E con lui che le fa silenzio attorno, in quell’attimo in cui la tiene (quel silenzio che significa “Ti amo” e nient’altro, quando lo vedi così), lei può dire ciò che sente davvero, che dentro desidera: “Sono… tua”, e lasciarsi sorridergli.

E di che cosa avrebbe potuto avere paura, Oscar? Di non sapere come si fa? Di sentire male? Di non essere “brava”? Di restare incinta?... quanto l’ho sentita vera in questo!!

In quel momento, non c’è ragione che tenga, è solo l’intuito istintivo, la sensibilità intima scoperta e primaria.

L’istinto di lui di proteggerla, e volere che lei voglia (avrebbe anche potuto prenderla e baciarla, anestetizzarla con la passione, convincerla a cedersi abbandonandosi sotto i suoi baci… invece, giammai: come intenerisce lo sguardo che fino a poche tavole prima era impaziente, bramoso!!); l’istinto di lei, di potere fidarsi e affidarsi, farsi accogliere, accettare il suo desiderio e il proprio desiderarlo.

Anche Girodel le ha offerto, con ragionevoli motivazioni, affetto e protezione. Sinceramente. Ma non basta. Perché non basta la ragione. Perché lei, Girodel, non lo ama. Perché ama già un altro, anche se non se ne rende compiutamente conto. Ma a quel punto, al punto in cui due corpi arrivano a sfiorarsi, non può più ignorarlo, istintivamente. Perché l’intuito istintivo del cuore (**) desidera accanto un’altra persona, e per sempre. Tanto che non esiste “sempre” senza di lui.

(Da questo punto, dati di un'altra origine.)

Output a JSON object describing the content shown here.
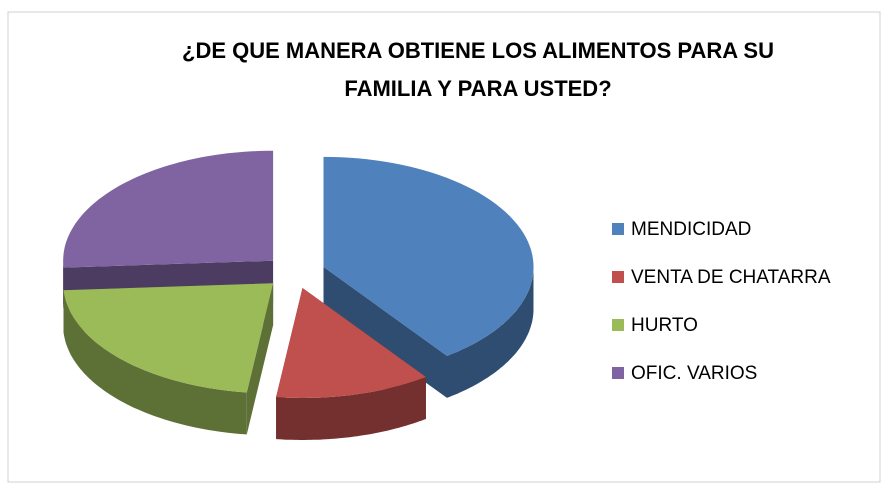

“Sono tua”, risponde Oscar, sorridendo, rincuorata, mi verrebbe da dire: perché le parole di lui le hanno aperto il cuore, come il vento che spalanca gli scuri. E guardandosi dentro, senza paura, vede che gli appartiene.

E non ha paura di essere sua, né che lui sia parte di lei.

 

(*) ammetterete che, se anche il significato può essere lo stesso , la forma è ben diversa dagli zoccoli satireschi…

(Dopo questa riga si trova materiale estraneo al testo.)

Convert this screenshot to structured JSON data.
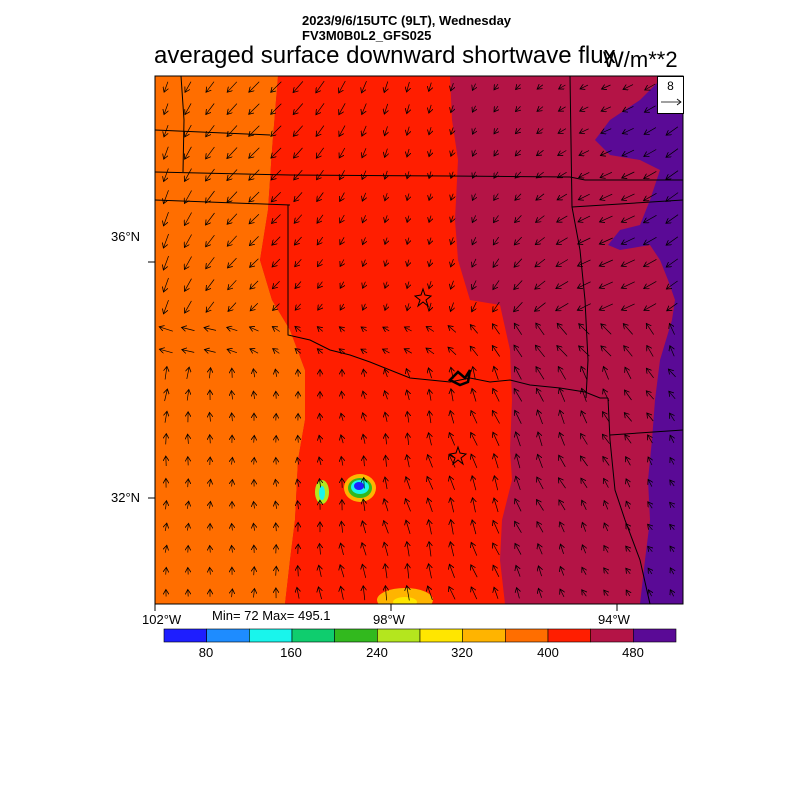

(**) (Sto parlando, beninteso, di un impulso istintivo del cuore, non di “istinto” nel senso comune e “animale” di soddisfacimento di un bisogno.  Per come la sento io (forse “con il cuore nelle mutande”), è un intuito vicino all’istinto di conservazione: non semplicemente il volersi soddisfare nei sensi, ma il sentimento che non ne verrà del male, che è una situazione “sicura”. Che è la cosa buona da fare, ma non per calcoli razionali, per sentimento. È un intuito. Probabilmente uno psicologo avrebbe da ridire su questi termini e su come li uso e – forse – anche su come li intendo, ma non riesco a spiegarmi meglio. È veramente un’intuizione).